Some captains might not have believed in Abdul Qadir, who was born today. Luckily, Imran Khan didn't think of legspin as an extinct art, so Pakistan were able to profit from the little man with the beard of a grand vizier and the wiles of a wizard. Among his 236 Test wickets were several impressive returns against England: 6 for 44 in Hyderabad in 1977-78, 7 for 96 at The Oval in 1987, and his Test-best 9 for 56 in Lahore in the acrimonious 1987-88 series. In Faisalabad in 1986-87, he took 6 for 16 to help dismiss West Indies for 53.
Lancashire won the County Championship after 77 years, amid drama that would make Hollywood envious. They struggled financially and played without a home ground, and on the field early in the season, questions were asked about whether they were the "the worst Lancashire team ever". But they were unbeaten in their first six games, and lost only four of the 16 they played in the season. However, the title was yet to be decided when they went into the final session of the season needing 211 to beat Somerset. Lancashire's top order knocked off the runs, scoring more than seven an over, buoyed by the news of title rivals Warwickshire failing to beat Hampshire at the Rose Bowl. Openers Paul Horton and Stephen Moore crossed 1000 runs for the season, while Gary Keedy and Glen Chapple took over 50 wickets each.
Playing for the champion county against The Rest, Denis Compton completed his greatest summer by scoring 246 for Middlesex at The Oval. It was his 18th century of the season, a world record that still stands.
You could almost believe the West Indian Test pitches of 1985-86 were set up specifically for Patrick Patterson, who was born today. His aggressive short-pitched bowling on horribly poor wickets shocked an England batting line-up that had only known him as an unthreatening presence with Lancashire. In his debut series, he took 19 wickets and added extra venom to the menace already posed by Marshall, Holding, Garner and Walsh. Only England's captain, David Gower, averaged over 28 as West Indies completed their second successive "blackwash" of England. Patterson finished with 93 Test wickets at 30.90. His last five-wicket haul was achieved on another shocker of a pitch, at Edgbaston in 1991.
Birth of a fine player who was denied a Test career by a remark about Don Bradman. Cec Pepper might have played for Australia if he hadn't passed comment on an lbw decision in favour of the Don in 1946-47. His letter of apology apparently never reached the Australian Cricket Board, and he refused to write another one. Instead he had to settle for some astonishing performances in English league cricket and 15 years as one of the most memorable first-class umpires in England.

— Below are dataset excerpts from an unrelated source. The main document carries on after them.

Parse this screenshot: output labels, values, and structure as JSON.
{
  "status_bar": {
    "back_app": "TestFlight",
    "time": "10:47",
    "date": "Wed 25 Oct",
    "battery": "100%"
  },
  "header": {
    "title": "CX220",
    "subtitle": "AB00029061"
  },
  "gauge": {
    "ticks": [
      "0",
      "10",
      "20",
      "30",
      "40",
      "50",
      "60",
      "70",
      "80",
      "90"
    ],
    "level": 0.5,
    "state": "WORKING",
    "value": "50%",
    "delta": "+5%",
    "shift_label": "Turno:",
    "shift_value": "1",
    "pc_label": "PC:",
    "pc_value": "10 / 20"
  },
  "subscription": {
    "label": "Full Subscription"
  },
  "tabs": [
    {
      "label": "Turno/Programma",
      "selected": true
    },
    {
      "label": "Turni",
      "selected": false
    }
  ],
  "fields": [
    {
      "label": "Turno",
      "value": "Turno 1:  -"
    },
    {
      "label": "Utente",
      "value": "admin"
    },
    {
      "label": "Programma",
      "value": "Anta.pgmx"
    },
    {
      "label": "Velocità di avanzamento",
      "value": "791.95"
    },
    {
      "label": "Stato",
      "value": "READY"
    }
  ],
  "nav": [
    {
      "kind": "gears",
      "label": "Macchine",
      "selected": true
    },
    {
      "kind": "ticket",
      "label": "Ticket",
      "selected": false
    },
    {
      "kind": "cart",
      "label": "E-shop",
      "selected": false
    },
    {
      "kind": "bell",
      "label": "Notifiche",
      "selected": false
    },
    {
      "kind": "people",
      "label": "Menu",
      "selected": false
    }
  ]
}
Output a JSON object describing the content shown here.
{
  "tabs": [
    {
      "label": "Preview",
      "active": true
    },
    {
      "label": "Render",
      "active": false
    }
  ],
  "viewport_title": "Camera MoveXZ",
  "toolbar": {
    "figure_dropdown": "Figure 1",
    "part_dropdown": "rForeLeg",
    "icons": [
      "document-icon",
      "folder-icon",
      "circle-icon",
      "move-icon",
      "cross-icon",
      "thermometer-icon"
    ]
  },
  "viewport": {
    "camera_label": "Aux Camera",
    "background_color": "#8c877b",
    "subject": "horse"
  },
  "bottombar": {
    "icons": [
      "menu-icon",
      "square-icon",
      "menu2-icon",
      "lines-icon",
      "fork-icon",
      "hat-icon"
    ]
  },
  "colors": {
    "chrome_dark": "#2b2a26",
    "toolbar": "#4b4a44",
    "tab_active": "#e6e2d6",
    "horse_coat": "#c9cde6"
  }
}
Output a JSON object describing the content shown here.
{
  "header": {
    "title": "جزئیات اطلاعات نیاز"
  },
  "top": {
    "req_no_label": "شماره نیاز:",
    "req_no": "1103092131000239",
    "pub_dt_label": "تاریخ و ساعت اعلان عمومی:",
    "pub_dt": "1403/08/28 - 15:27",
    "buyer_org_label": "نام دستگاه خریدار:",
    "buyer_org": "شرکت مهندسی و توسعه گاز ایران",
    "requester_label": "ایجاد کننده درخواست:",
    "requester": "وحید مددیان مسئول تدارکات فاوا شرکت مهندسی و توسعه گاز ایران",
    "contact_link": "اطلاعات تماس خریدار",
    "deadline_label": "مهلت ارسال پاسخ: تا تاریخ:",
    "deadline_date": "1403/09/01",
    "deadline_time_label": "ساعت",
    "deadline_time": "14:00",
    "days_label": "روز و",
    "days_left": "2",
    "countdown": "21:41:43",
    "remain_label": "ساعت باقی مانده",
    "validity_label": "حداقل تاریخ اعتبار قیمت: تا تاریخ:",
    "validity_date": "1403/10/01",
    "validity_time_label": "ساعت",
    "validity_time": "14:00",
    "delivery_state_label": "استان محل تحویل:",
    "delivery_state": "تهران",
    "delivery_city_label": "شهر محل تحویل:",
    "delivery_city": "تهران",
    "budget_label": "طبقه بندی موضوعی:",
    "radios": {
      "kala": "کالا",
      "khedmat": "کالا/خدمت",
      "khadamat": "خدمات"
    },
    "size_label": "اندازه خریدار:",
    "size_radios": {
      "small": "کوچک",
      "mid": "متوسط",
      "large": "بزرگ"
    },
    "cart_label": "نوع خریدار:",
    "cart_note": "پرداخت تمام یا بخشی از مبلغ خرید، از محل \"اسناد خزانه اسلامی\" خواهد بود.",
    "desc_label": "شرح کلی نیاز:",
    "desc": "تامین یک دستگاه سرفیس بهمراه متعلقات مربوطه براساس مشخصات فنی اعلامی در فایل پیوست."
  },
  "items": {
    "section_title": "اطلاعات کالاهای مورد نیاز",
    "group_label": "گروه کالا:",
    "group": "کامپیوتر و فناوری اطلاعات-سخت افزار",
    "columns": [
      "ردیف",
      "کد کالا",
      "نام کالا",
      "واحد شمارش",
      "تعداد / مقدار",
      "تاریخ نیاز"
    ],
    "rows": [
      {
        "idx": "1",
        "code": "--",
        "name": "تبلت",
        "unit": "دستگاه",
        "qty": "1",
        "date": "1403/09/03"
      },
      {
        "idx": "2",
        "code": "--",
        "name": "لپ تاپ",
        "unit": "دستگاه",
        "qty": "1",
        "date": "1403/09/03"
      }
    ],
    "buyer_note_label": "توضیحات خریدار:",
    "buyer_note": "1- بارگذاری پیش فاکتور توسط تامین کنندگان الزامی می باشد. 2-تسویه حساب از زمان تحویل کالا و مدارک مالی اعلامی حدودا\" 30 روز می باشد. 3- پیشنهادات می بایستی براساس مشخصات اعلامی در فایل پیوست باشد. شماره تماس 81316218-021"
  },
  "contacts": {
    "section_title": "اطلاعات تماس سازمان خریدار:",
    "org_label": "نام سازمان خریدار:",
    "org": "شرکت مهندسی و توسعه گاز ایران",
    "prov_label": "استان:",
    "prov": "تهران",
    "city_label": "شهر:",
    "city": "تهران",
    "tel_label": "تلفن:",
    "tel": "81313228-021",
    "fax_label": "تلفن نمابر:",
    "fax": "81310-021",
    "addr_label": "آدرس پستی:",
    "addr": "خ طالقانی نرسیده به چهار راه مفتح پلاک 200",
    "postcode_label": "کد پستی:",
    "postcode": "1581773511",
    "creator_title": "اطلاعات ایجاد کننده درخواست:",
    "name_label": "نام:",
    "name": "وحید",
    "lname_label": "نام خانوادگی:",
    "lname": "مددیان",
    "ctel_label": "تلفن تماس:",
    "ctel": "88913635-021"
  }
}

Although he never quite established himself as a regular Test opener, there was one big season at the top for Michael Conrad "Joey" Carew, who was born today. West Indies lost the 1968-69 series in Australia, but Carew scored 83 and 71 not out in the win in Brisbane, 90 in Adelaide, and 64 in Sydney. Moving on to New Zealand, he hit his only Test century, 109 in Auckland, followed by 91 in Christchurch. He went on to become a Test selector.

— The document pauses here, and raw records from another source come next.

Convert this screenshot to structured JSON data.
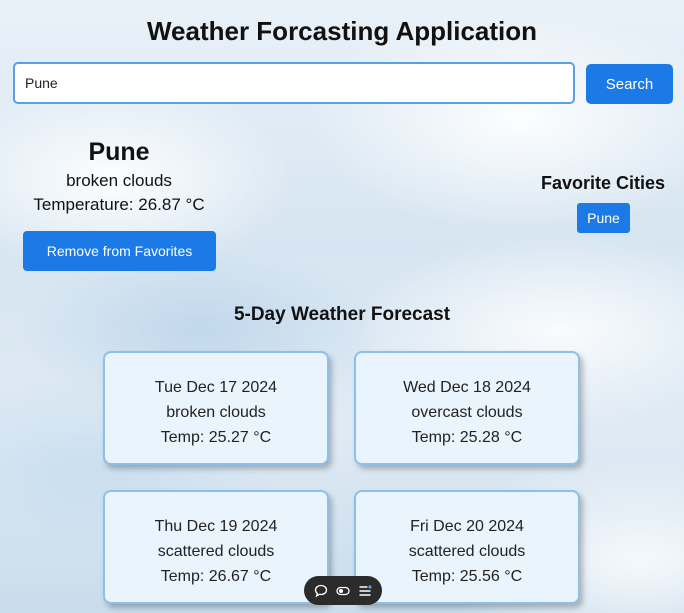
{
  "app": {
    "title": "Weather Forcasting Application"
  },
  "search": {
    "value": "Pune",
    "button_label": "Search"
  },
  "current": {
    "city": "Pune",
    "description": "broken clouds",
    "temperature": "Temperature: 26.87 °C",
    "favorite_button_label": "Remove from Favorites"
  },
  "favorites": {
    "heading": "Favorite Cities",
    "cities": [
      "Pune"
    ]
  },
  "forecast": {
    "heading": "5-Day Weather Forecast",
    "days": [
      {
        "date": "Tue Dec 17 2024",
        "description": "broken clouds",
        "temp": "Temp: 25.27 °C"
      },
      {
        "date": "Wed Dec 18 2024",
        "description": "overcast clouds",
        "temp": "Temp: 25.28 °C"
      },
      {
        "date": "Thu Dec 19 2024",
        "description": "scattered clouds",
        "temp": "Temp: 26.67 °C"
      },
      {
        "date": "Fri Dec 20 2024",
        "description": "scattered clouds",
        "temp": "Temp: 25.56 °C"
      }
    ]
  },
  "toolbar": {
    "icons": [
      "chat-icon",
      "toggle-icon",
      "menu-icon"
    ]
  },
  "colors": {
    "accent": "#1b7ae6",
    "card_bg": "#eaf4fd",
    "card_border": "#8cc0ea"
  }
}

Even if you play in only three Tests, you want to leave a bit of a mark. Steve Watkin, who was born today, did just that. A Glamorgan seamer who bowled wicket-taking balls, he took 2 for 55 and 3 for 38 in England's victory over West Indies on a helpful Headingley pitch in 1991. Dropped after taking 0 for 60 in the next Test, at Lord's, he was brought back against the mighty Australians at The Oval in 1993. Again, he took wickets in an England win (2 for 87 and 4 for 65), but wasn't picked again.